On dynamical systems approaches and methods in $f(R)$ cosmology

TL;DR

This paper applies global dynamical systems techniques to $f(R)$ cosmology models, providing comprehensive solution space analyses in both Jordan and Einstein frames, highlighting differences and methodological advantages.

Contribution

It introduces globally covering state space variables and demonstrates their use in analyzing $f(R)$ models, including the $R + eta R^2$ case, with new regular dynamical systems formulations.

Findings

Complete solution space pictures in both frames.

Not all Jordan frame solutions are in the Einstein frame.
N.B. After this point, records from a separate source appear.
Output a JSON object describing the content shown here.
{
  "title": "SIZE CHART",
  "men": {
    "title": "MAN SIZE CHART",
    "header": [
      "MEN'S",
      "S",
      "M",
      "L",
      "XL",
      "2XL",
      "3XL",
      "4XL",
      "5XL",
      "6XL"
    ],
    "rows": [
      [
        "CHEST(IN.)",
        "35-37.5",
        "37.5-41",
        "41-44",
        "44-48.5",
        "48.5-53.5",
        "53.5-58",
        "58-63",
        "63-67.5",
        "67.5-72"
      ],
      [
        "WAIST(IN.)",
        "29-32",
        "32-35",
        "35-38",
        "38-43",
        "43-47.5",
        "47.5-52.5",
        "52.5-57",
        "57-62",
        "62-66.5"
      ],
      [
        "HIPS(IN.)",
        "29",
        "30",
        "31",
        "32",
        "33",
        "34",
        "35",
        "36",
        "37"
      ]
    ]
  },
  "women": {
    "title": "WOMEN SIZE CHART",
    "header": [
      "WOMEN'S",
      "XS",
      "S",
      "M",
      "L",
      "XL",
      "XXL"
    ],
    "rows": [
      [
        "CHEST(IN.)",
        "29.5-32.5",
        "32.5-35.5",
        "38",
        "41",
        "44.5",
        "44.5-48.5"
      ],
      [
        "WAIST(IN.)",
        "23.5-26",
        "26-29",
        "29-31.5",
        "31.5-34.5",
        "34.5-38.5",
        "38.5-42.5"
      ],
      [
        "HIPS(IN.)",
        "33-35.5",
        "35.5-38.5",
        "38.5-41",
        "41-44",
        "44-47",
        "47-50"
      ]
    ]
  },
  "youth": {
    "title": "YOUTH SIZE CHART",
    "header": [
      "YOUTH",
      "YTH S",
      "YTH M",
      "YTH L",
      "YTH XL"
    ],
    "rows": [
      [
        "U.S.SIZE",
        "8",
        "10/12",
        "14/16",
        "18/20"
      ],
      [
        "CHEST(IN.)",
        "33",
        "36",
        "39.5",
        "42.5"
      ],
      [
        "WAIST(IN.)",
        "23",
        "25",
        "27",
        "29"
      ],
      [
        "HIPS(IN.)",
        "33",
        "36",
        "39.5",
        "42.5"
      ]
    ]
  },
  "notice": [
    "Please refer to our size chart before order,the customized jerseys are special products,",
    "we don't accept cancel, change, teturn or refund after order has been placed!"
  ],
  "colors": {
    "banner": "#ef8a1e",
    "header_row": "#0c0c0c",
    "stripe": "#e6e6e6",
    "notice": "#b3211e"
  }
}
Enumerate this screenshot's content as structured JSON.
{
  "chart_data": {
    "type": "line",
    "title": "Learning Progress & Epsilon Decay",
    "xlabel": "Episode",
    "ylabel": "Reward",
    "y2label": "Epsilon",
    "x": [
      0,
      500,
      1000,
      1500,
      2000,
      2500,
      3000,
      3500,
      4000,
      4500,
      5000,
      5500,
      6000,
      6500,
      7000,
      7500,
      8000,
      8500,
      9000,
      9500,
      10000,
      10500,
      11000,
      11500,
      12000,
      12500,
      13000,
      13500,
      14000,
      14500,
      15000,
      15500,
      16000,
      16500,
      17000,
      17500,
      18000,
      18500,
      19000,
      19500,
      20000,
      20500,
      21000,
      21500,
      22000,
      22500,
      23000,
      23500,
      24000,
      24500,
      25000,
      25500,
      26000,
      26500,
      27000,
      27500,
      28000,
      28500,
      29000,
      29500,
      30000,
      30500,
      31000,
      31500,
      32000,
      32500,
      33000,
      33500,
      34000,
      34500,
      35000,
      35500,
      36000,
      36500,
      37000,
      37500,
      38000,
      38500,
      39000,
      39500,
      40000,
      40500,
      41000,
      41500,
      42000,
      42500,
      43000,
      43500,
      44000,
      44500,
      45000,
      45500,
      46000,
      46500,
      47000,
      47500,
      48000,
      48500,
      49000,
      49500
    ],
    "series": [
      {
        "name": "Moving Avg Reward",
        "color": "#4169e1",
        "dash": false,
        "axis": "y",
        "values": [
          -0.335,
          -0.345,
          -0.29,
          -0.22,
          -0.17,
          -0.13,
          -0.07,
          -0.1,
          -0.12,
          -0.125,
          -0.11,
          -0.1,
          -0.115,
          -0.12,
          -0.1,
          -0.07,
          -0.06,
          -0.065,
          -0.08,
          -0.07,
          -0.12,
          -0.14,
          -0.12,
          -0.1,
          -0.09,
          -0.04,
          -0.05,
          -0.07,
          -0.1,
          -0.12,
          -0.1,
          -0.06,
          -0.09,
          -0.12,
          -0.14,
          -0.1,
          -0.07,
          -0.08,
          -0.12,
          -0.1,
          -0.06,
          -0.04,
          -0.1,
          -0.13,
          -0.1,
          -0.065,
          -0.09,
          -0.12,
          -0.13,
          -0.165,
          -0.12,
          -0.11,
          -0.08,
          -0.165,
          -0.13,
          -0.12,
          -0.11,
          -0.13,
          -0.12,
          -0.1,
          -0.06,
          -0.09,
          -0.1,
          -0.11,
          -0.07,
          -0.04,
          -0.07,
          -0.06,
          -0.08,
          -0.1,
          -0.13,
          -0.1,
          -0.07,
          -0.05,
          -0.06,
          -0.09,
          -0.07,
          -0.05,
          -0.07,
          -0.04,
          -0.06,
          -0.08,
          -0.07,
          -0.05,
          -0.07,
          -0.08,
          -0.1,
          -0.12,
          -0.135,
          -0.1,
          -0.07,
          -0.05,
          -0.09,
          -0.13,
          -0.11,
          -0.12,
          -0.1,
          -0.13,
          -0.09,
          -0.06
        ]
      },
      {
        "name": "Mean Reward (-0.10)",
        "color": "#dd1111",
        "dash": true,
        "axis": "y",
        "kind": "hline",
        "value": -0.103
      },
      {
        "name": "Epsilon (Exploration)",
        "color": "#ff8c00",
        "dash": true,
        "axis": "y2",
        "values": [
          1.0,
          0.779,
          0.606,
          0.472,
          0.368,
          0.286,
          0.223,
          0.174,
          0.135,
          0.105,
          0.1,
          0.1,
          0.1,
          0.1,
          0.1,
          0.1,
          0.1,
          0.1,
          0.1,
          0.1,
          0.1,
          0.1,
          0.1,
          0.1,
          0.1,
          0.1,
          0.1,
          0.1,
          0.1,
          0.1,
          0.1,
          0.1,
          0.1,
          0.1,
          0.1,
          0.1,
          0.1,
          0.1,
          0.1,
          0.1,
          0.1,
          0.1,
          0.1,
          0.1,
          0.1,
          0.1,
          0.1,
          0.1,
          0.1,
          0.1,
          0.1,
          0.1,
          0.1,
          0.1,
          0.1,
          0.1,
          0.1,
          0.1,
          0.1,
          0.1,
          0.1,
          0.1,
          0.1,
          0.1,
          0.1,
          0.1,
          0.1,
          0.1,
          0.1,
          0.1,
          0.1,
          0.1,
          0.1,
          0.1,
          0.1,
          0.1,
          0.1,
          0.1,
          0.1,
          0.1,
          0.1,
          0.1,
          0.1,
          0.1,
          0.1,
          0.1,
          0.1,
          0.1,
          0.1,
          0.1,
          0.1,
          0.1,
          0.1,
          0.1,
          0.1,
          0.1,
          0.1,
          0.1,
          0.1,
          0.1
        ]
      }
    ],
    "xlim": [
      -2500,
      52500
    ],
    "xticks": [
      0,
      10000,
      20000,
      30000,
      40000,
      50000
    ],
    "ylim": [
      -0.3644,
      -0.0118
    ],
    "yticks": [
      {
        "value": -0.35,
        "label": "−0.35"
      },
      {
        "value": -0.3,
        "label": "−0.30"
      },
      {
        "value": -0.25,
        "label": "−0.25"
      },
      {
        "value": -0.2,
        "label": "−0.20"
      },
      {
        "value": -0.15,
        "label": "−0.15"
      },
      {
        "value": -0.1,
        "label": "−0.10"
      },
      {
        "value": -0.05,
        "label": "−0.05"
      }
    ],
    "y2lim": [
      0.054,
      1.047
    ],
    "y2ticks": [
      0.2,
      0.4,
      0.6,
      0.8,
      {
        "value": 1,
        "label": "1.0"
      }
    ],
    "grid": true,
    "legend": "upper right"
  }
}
Comparison of dynamical systems methods in $f(R)$ cosmology.

Abstract

We discuss dynamical systems approaches and methods applied to flat Robertson-Walker models in $f(R)$-gravity. We argue that a complete description of the solution space of a model requires a global state space analysis that motivates globally covering state space adapted variables. This is shown explicitly by an illustrative example, $f(R) = R + \alpha R^2$, $\alpha > 0$, for which we introduce new regular dynamical systems on global compactly extended state spaces for the Jordan and Einstein frames. This example also allows us to illustrate several local and global dynamical systems techniques involving, e.g., blow ups of nilpotent fixed points, center manifold analysis, averaging, and use of monotone functions. As a result of applying dynamical systems methods to globally state space adapted dynamical systems formulations, we obtain pictures of the entire solution spaces in both the Jordan and the Einstein frames. This shows, e.g., that due to the domain of the conformal transformation between the Jordan and Einstein frames, not all the solutions in the Jordan frame are completely contained in the Einstein frame. We also make comparisons with previous dynamical systems approaches to $f(R)$ cosmology and discuss their advantages and disadvantages.